Research in Motion said its third quarter sales and earnings will be lower than expected primarily due to "shifts in product launch dates" and a weak economy.
In a statement late Tuesday, RIM said that revenue for the third quarter will be $2.75 billion to $2.78 billion. The company had forecasted revenue of $2.95 billion to $3.1 billion. Earnings will be 81 cents a share to 83 cents a share, lower than the 89 cents a share to 97 cents a share RIM projected. Wall Street was expecting earnings of 90 cents a share on revenue of $2.94 billion. The earnings miss had been telegraphed for weeks.
RIM put a few hedges to make the miss sound better. For instance, RIM said that its revenue will still be up 65 percent from a year ago and a third of the sales problem was because of "the significant depreciation of the Canadian dollar relative to the U.S. dollar in the quarter." RIM, based in Ontario, used to benefit from the strong Loonie relative to the dollar. Simply put, RIM went for the brass ring in the third quarter and missed (much like it did in the second quarter).
The money quote is this:
The remaining difference is primarily due to lower than estimated unit shipments of existing products, which RIM believes is a reflection of general economic weakness in the United States and shifts in product launch dates within the quarter. Subject to final review, gross margin in the quarter is expected to be between 45-46 percent. The lower than expected gross margin is due primarily to product revenue mix and foreign exchange impacts within the quarter.

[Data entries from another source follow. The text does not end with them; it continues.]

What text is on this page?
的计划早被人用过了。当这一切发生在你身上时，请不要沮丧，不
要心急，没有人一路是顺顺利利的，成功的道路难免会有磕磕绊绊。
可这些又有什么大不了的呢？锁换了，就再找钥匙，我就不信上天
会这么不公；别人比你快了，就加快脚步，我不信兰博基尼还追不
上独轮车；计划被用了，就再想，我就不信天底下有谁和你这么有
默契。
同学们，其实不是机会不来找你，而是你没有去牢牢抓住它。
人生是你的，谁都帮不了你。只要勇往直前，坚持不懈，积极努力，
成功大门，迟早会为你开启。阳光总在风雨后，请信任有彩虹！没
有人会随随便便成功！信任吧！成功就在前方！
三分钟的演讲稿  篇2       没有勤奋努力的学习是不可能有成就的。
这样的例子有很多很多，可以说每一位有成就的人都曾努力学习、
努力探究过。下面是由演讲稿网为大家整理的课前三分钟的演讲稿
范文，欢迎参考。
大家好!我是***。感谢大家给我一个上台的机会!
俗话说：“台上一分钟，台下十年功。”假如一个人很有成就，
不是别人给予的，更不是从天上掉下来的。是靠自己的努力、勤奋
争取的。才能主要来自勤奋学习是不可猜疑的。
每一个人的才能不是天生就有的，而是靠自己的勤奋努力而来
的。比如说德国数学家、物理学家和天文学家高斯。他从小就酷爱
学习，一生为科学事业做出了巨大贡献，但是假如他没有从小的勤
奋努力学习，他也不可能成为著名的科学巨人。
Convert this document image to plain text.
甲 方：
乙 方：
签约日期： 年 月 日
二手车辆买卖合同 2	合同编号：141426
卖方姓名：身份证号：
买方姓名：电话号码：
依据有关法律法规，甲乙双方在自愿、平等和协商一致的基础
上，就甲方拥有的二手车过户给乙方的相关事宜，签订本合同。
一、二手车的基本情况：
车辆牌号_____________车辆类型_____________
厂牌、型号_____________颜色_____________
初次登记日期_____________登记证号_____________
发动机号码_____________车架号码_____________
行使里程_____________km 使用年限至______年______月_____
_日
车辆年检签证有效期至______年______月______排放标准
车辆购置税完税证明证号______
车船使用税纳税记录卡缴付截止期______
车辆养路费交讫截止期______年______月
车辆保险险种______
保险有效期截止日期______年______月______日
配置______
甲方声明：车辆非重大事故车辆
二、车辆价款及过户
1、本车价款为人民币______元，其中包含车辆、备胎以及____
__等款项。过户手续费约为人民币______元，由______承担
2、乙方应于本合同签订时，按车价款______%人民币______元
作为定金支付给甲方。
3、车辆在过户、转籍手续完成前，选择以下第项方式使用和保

The key line is the one about key product line dates shifted. Translation: The Storm (review). Verizon Wireless and RIM botched the Storm launch and I'm still waiting for mine. In theory I should have received it already, but instead I get emails like this:
The Storm launched too late to seriously impact RIM's third quarter, but if Verizon would have gotten just a few of them in customers hands RIM had a shot to hit its numbers.
RIM said it will add 2.6 million BlackBerry accounts in the third quarter, down from 2.9 million projected. In the statement, Jim Balsillie, co-CEO at RIM, said the company is well positioned for the future and he was confident that the firm's portfolio was solid.
Generally speaking, analysts were expecting RIM to issue the profit warning. What was a bit worrisome is RIM's margin outlook, which surprised a few analysts. JMP Securities analyst Samuel Wilson sums up the consensus view:
We are clearly disappointed in the failure of RIM to make its estimates for the quarter. While the currency issues we can understand, the company did have trouble executing during the quarter. However, given the strength of Storm and Bold sales thus far, plus low valuation and expectations, we believe the stock is a compelling value here. Our channel checks continue to suggest that Storms and Bolds are selling briskly, with the Storm still sold out in most stores.
The big question for RIM now is whether the Storm and Bold--the company's two primary launches this quarter--will be able to sustain their early momentum.
UBS analyst Maynard Um noted:
RIM indicated daily net sub adds reached a record level on the day of the US Storm launch and record weekly net adds in the last week of the quarter, likely a result of pent-up demand. However, we are more concerned that demand could dissipate beyond the initial up-take, particularly in light of slowing global GDP.